Hier die Reifeprüfung, dort ein schlichter Abgang: Schon der Vergleich der Wortinhalte zwischen dem deutschen Abitur und unserer Matura zeigt, wie sehr mit Bedeutung aufgeladen dieser Abschluss der sekundären Schulausbildung in Österreich traditionell ist. Negativ aufgeladen, mit Versagensangst und Bangen, siehe Torbergs „Schüler Gerber“. Aber auch positiv: Die Idee, sich mit umfassender Allgemeinbildung als reif zu erweisen, als fähig, sich seines Verstandes ohne Leitung eines anderen zu bedienen, ist humanistisch im besten Sinn.

Fünf Jahre nach Einführung der Zentralmatura kann man sagen: Besonders die – etwas gar bescheiden als „vorwissenschaftlich“ betitelte – Facharbeit hat dieses edle Konzept noch bereichert. Und, bei aller Kritik an Details, man darf auch einmal ziemlich stolz sein: auf das hohe Niveau der Schulen, Schülerinnen und Schüler. Man nehme nur die heurige Mathematikmatura. Schon für die Aufgaben des ersten, leichteren Teils brauchte man wirkliches Verständnis, etwa für Exponential- und Polynomfunktionen; mit bloß eingelernten Rechenschemen – die, der Autor spricht da aus eigener Erfahrung, früher manchmal reichten, siehe Kurvendiskussion nach Schema F – ging das nicht. Und der zweite Teil . . . Nun ja, versuchen Sie es einmal. Sie finden einen Link auf unserer Homepage (im Ressort Bildung).

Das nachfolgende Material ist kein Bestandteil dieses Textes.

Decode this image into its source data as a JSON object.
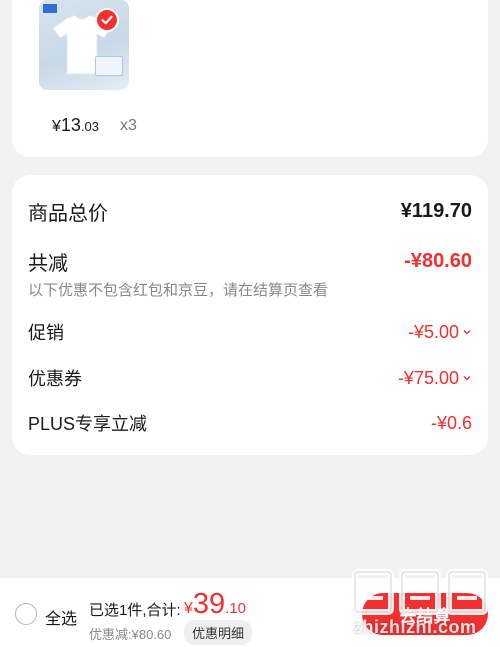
{
  "product": {
    "price_yen": "¥",
    "price_int": "13",
    "price_dec": ".03",
    "quantity": "x3",
    "thumb_icon": "white-tshirt-image",
    "selected_icon": "check-icon"
  },
  "summary": {
    "goods_total_label": "商品总价",
    "goods_total_value": "¥119.70",
    "total_reduce_label": "共减",
    "total_reduce_value": "-¥80.60",
    "note": "以下优惠不包含红包和京豆，请在结算页查看",
    "promo_label": "促销",
    "promo_value": "-¥5.00",
    "coupon_label": "优惠券",
    "coupon_value": "-¥75.00",
    "plus_label": "PLUS专享立减",
    "plus_value": "-¥0.6"
  },
  "bottom": {
    "select_all": "全选",
    "selected_info": "已选1件,合计:",
    "total_yen": "¥",
    "total_int": "39",
    "total_dec": ".10",
    "discount_info": "优惠减:¥80.60",
    "detail_button": "优惠明细",
    "checkout_button": "去结算"
  },
  "watermark": {
    "text": "zhizhizhi.com"
  },
  "colors": {
    "accent": "#f23030",
    "background": "#f2f2f2",
    "card": "#ffffff",
    "muted": "#888888"
  }
}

Ähnlich bewundernswert ist das Niveau in den früher dummerweise als „Nebenfächer“ unterschätzten Gegenständen, vor allem den naturwissenschaftlichen. Die seit Jahrzehnten schwelende Debatte über „Lehrplanentrümpelung“ (man verzeihe das blöde, bildungsfeindliche Wort) täuscht: Eine solche hat nie stattgefunden. In Biologie, Chemie, Physik etwa lernt man in den Gymnasien heute mehr Fakten als früher (was schon einmal daran liegt, dass man heute mehr weiß als früher), selbstständige Projektarbeiten haben das Lernen von Fakten nicht verdrängt, sondern sind dazugekommen. Wer das bezweifelt – etwa, weil er keinen Kontakt mit Jugendlichen hat –, soll nur irgendein aktuelles Lehrbuch auf irgendeiner Seite aufschlagen: von Fotosynthese über Veresterung bis zur Relativitätstheorie, da wird einiges geboten. Und genau abgeprüft, nicht nur mündlich, sondern auch – was früher seltener war – in schriftlichen Tests.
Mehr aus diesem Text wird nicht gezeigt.